The XX Factor

Final Take on the “Abortion Changes You” Campaign

An ad campaign for the organization Abortion Changes You has run for the last month in New York City subways. The ads picture wistful looking women and men, even a child, alongside statements like, “My child would have been 6 years old”; “I thought I was helping my girlfriend”; and “My mom is hurting and I don’t know how to help her,” followed by the tagline “Abortion changes you.”

“So does pregnancy,” was the cry heard around the feminist blogosphere when the ads appeared. One 7 train rider took matters into her own hands and pasted beneath the ad’s statement, “I thought life would be the way it was before” a typed, printed sign that reads, “Now I can go to college & fulfill my dreams.” (See the above photo).

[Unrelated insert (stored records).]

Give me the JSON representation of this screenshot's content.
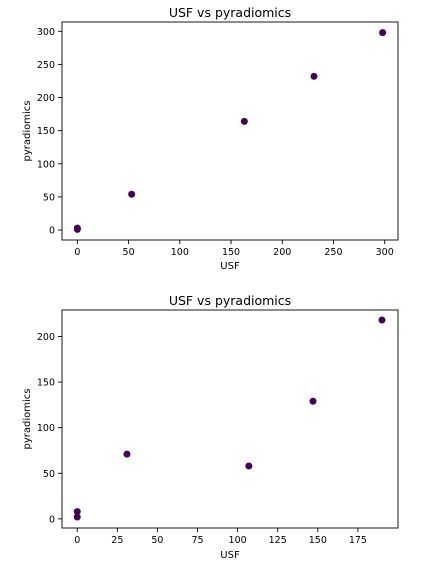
{
  "chart_data": [
    {
      "type": "scatter",
      "title": "USF vs pyradiomics",
      "xlabel": "USF",
      "ylabel": "pyradiomics",
      "xlim": [
        -15,
        313
      ],
      "ylim": [
        -15,
        314
      ],
      "xticks": [
        0,
        50,
        100,
        150,
        200,
        250,
        300
      ],
      "yticks": [
        0,
        50,
        100,
        150,
        200,
        250,
        300
      ],
      "point_color": "#440154",
      "grid": false,
      "points": [
        {
          "x": 0,
          "y": 3
        },
        {
          "x": 0,
          "y": 1
        },
        {
          "x": 53,
          "y": 54
        },
        {
          "x": 163,
          "y": 164
        },
        {
          "x": 231,
          "y": 232
        },
        {
          "x": 298,
          "y": 298
        }
      ]
    },
    {
      "type": "scatter",
      "title": "USF vs pyradiomics",
      "xlabel": "USF",
      "ylabel": "pyradiomics",
      "xlim": [
        -9.5,
        200
      ],
      "ylim": [
        -10,
        229
      ],
      "xticks": [
        0,
        25,
        50,
        75,
        100,
        125,
        150,
        175
      ],
      "yticks": [
        0,
        50,
        100,
        150,
        200
      ],
      "point_color": "#440154",
      "grid": false,
      "points": [
        {
          "x": 0,
          "y": 8
        },
        {
          "x": 0,
          "y": 2
        },
        {
          "x": 31,
          "y": 71
        },
        {
          "x": 107,
          "y": 58
        },
        {
          "x": 147,
          "y": 129
        },
        {
          "x": 190,
          "y": 218
        }
      ]
    }
  ]
}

As Susan Domino wrote in the New York Times , the ads feel dishonest, apparently pushing an anti-abortion message in the guise of offering support. According to Domino, ACY founder Michaelene Fredenburg insists that the site is apolitical. Yet none of the Abortion Changes You ads acknowledge that there are circumstances in which abortion is a woman’s best option. invites visitors to share their negative experiences of abortion. The majority of the posts contribute to the site’s portrayal of abortion as a legal, self-inflicted trauma for the whole family.

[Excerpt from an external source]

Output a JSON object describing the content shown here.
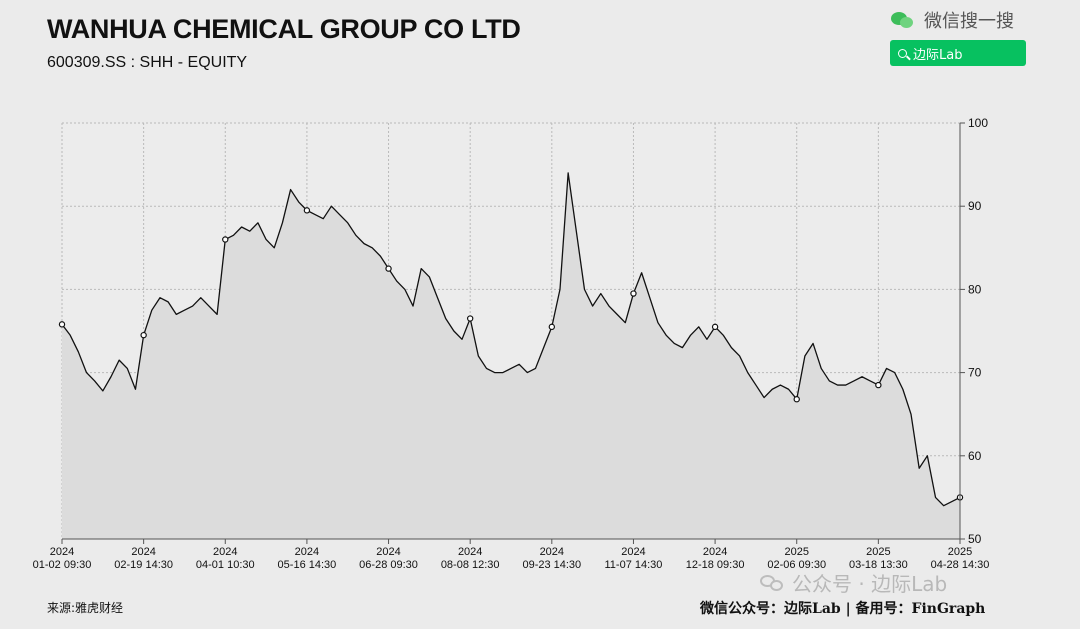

I called Fredenburg to ask her about the campaign. She told me that the organization is not anti-abortion, nor is the name, which she said “means something different for each person.” She called the posters a “gentle invitation” to men and women to discuss their experiences. It’s an invitation Fredenburg, who regularly speaks to college health classes about facing negative emotions after abortion, wishes she had received in the aftermath of the abortion she had when she was 18. The campaign, she said, grew out of the unexpected despair and isolation she felt following her abortion and her fear of encountering “indifference or judgment” in anyone she spoke to about it. She assumed that there were others like her, which the public response to the campaign seems to confirm. Fredenburg said that as of last Friday, 1,000 New Yorkers had responded to the current campaign. When the campaign first ran in the NYC subway system in October 2008, she said, 1,700 New Yorkers wrote in to the site.

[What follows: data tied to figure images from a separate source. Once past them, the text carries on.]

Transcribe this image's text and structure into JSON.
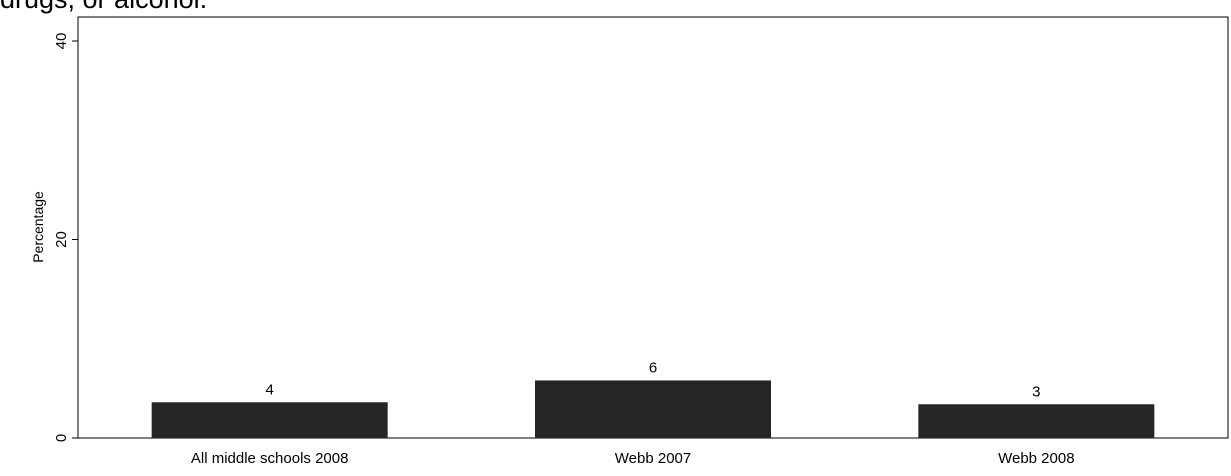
{
  "page": {
    "title_fragment": "drugs, or alcohol."
  },
  "chart_data": {
    "type": "bar",
    "categories": [
      "All middle schools 2008",
      "Webb 2007",
      "Webb 2008"
    ],
    "values": [
      3.6,
      5.8,
      3.4
    ],
    "data_labels": [
      "4",
      "6",
      "3"
    ],
    "ylabel": "Percentage",
    "xlabel": "",
    "ylim": [
      0,
      40
    ],
    "yticks": [
      0,
      20,
      40
    ],
    "ytick_labels": [
      "0",
      "20",
      "40"
    ],
    "bar_color": "#262626",
    "grid": false,
    "legend": "none"
  }
}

Abortion Changes You is not the only post-abortion support organization claiming to be apolitical. , for instance, openly addresses the question of its political stance. Despite its somewhat loopy defense of PASS (Post Abortion Stress Syndrome), whose existence many experts question and many pro-choicers dismiss as a pro-life scare tactic , very coherently answers questions like “Is this a Pro-Choice or Pro-Life Site?” and “Doesn’t having PASS problems mean I am ‘prolife’, or ‘regret my decision’?” The site’s response to the latter is that emotional distress is “not expereicned [sic] only by women who are prolife, or who regret their abortion. There are plenty of prochoice women … who feel their abortion was the right choice, and don’t regret it, yet still have problems with PASS.”

In contrast, doesn’t address the question of its political position at all, which is presumably why the Vitae Caring Foundation , the self-described “advertising campaign for life,” was willing to order the ads from the Metropolitan Transportation Authority on ACY’s behalf. (Fredenburg’s explanation is that she “did not have a particular connection to do that out in New York” but knew that Vitae Caring did.) Gary H. Strauss, the psychologist who wrote the final chapter of Fredenburg’s book, Changed , is a member of the Christian Association for Psychological Studies and teaches at Biola University, an evangelical Christian institution. Fredenburg declined to disclose to the Times or DoubleX who funds Abortion Changes You, but she did tell me that ACY would be willing to partner with any organization whose objectives were in line with its mission to be “a refuge for those who wish to tell their story and begin the process of healing.” That such an organization might also present abortion as a tragic mistake destined to haunt a woman for years didn’t seem to concern her.

After all, that is what abortion was for Fredenburg. There’s no doubt that she deeply regrets terminating her first pregnancy and her own naiveté about how doing so could affect her. It’s not hard to imagine someone in her position being anti-choice. I believe that Fredenburg cares about providing people on whom abortion has had an impact with an accepting forum for discussing their experiences.  She may even genuinely believe that Abortion Changes You has achieved political neutrality. Regardless, the ads come across as not just political but manipulative as well.